Reconstructive procedures of the large veins are infrequently undertaken, yet there may be situations when a vascular surgeon is forced to reestablish or alter a patient's venous circulation. These procedures are technically demanding and often require unusual technical solutions. Many of these reconstructions are undertaken within interdisciplinary team efforts as an adjunct to major tumor surgery, transplantation surgery, or excessive trauma. Over the years, the indications for venous bypass have been changing, but numbers of venous bypass procedures still remain relatively low.

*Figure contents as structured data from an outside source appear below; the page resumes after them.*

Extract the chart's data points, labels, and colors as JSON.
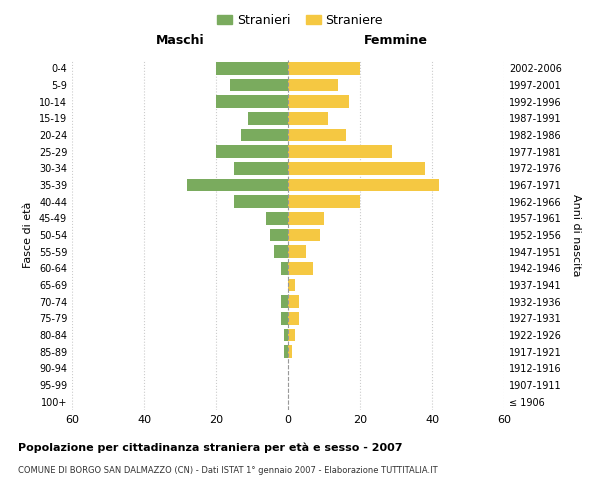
{
  "age_groups": [
    "100+",
    "95-99",
    "90-94",
    "85-89",
    "80-84",
    "75-79",
    "70-74",
    "65-69",
    "60-64",
    "55-59",
    "50-54",
    "45-49",
    "40-44",
    "35-39",
    "30-34",
    "25-29",
    "20-24",
    "15-19",
    "10-14",
    "5-9",
    "0-4"
  ],
  "birth_years": [
    "≤ 1906",
    "1907-1911",
    "1912-1916",
    "1917-1921",
    "1922-1926",
    "1927-1931",
    "1932-1936",
    "1937-1941",
    "1942-1946",
    "1947-1951",
    "1952-1956",
    "1957-1961",
    "1962-1966",
    "1967-1971",
    "1972-1976",
    "1977-1981",
    "1982-1986",
    "1987-1991",
    "1992-1996",
    "1997-2001",
    "2002-2006"
  ],
  "maschi": [
    0,
    0,
    0,
    1,
    1,
    2,
    2,
    0,
    2,
    4,
    5,
    6,
    15,
    28,
    15,
    20,
    13,
    11,
    20,
    16,
    20
  ],
  "femmine": [
    0,
    0,
    0,
    1,
    2,
    3,
    3,
    2,
    7,
    5,
    9,
    10,
    20,
    42,
    38,
    29,
    16,
    11,
    17,
    14,
    20
  ],
  "male_color": "#7aab5e",
  "female_color": "#f5c842",
  "title_main": "Popolazione per cittadinanza straniera per età e sesso - 2007",
  "title_sub": "COMUNE DI BORGO SAN DALMAZZO (CN) - Dati ISTAT 1° gennaio 2007 - Elaborazione TUTTITALIA.IT",
  "xlabel_left": "Maschi",
  "xlabel_right": "Femmine",
  "ylabel_left": "Fasce di età",
  "ylabel_right": "Anni di nascita",
  "legend_male": "Stranieri",
  "legend_female": "Straniere",
  "xlim": 60,
  "background_color": "#ffffff",
  "grid_color": "#cccccc"
}
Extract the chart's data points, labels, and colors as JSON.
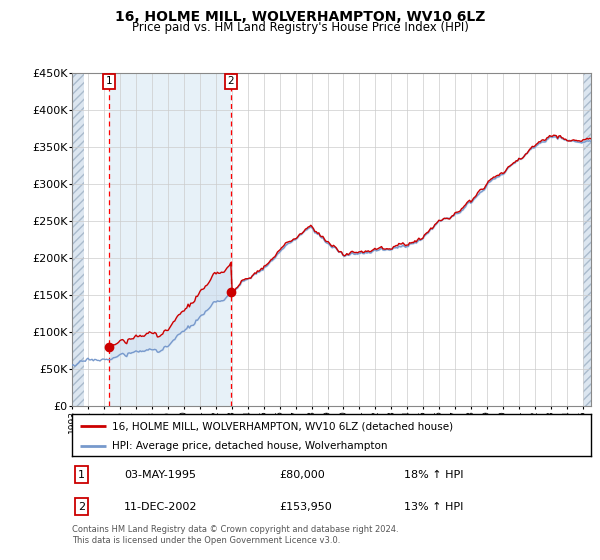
{
  "title": "16, HOLME MILL, WOLVERHAMPTON, WV10 6LZ",
  "subtitle": "Price paid vs. HM Land Registry's House Price Index (HPI)",
  "ylim": [
    0,
    450000
  ],
  "yticks": [
    0,
    50000,
    100000,
    150000,
    200000,
    250000,
    300000,
    350000,
    400000,
    450000
  ],
  "xlim_start": 1993.0,
  "xlim_end": 2025.5,
  "sale1_date": 1995.34,
  "sale1_price": 80000,
  "sale2_date": 2002.95,
  "sale2_price": 153950,
  "legend_line1": "16, HOLME MILL, WOLVERHAMPTON, WV10 6LZ (detached house)",
  "legend_line2": "HPI: Average price, detached house, Wolverhampton",
  "table_row1_num": "1",
  "table_row1_date": "03-MAY-1995",
  "table_row1_price": "£80,000",
  "table_row1_hpi": "18% ↑ HPI",
  "table_row2_num": "2",
  "table_row2_date": "11-DEC-2002",
  "table_row2_price": "£153,950",
  "table_row2_hpi": "13% ↑ HPI",
  "footnote": "Contains HM Land Registry data © Crown copyright and database right 2024.\nThis data is licensed under the Open Government Licence v3.0.",
  "hatch_color": "#aabbcc",
  "hatch_bg": "#dce6f0",
  "sale1_vline_x": 1995.34,
  "sale2_vline_x": 2002.95,
  "line_color_red": "#cc0000",
  "line_color_blue": "#7799cc",
  "fill_color": "#ccddf0",
  "bg_between_sales": "#d8e8f4"
}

INDICATIONS FOR VENOUS RECONSTRUCTION
The indications for venous reconstructive surgery are summarized in Table 34-1. It is known that under special circumstances, occluded veins may not need any reconstruction at all.1 Even the entire infrarenal inferior vena cava (IVC) can be sacrificed safely during extensive tumor surgery as long as the occlusion or stenosis has created sufficient collateralization. On the other hand, severe morbidity may be prevented if a patent vein, when resection because of tumor encasement is necessary, is reconstructed within the same procedure.2,3 In addition, it has been known for a long time that venous repair of civilian and battlefield vascular trauma leads to an improvement of limb salvage and reduces long-term morbidity.4
In transplantation surgery, especially in liver and kidney transplantation, the portal vein or the venous drainage of the graft may be too short.5,6 A number of vascular procedures are available for overcoming this special problem. In recent years, because of the increasing use of central lines, long-standing central vein catheters, and pacemaker leads, venous congestion of the head and upper extremities caused by a fibrotic vena cava constriction has become an increasing problem.7 Although endovascular approaches have demonstrated acceptable mid-term relief of symptoms, reconstruction of the superior vena cava (SVC) and its great side branches is increasingly needed, mostly because of reocclusion after endovascular treatment.8
The choice of conduit for venous bypass depends on the location of the repair, the urgency of the intervention, and the availability of autologous material. In general, autologous vein is the material of choice. Nevertheless, the more central the repair and the less the risk of infection, the more alloplastic grafts may be used safely with good results. The different conduits are summarized in Table 34-2.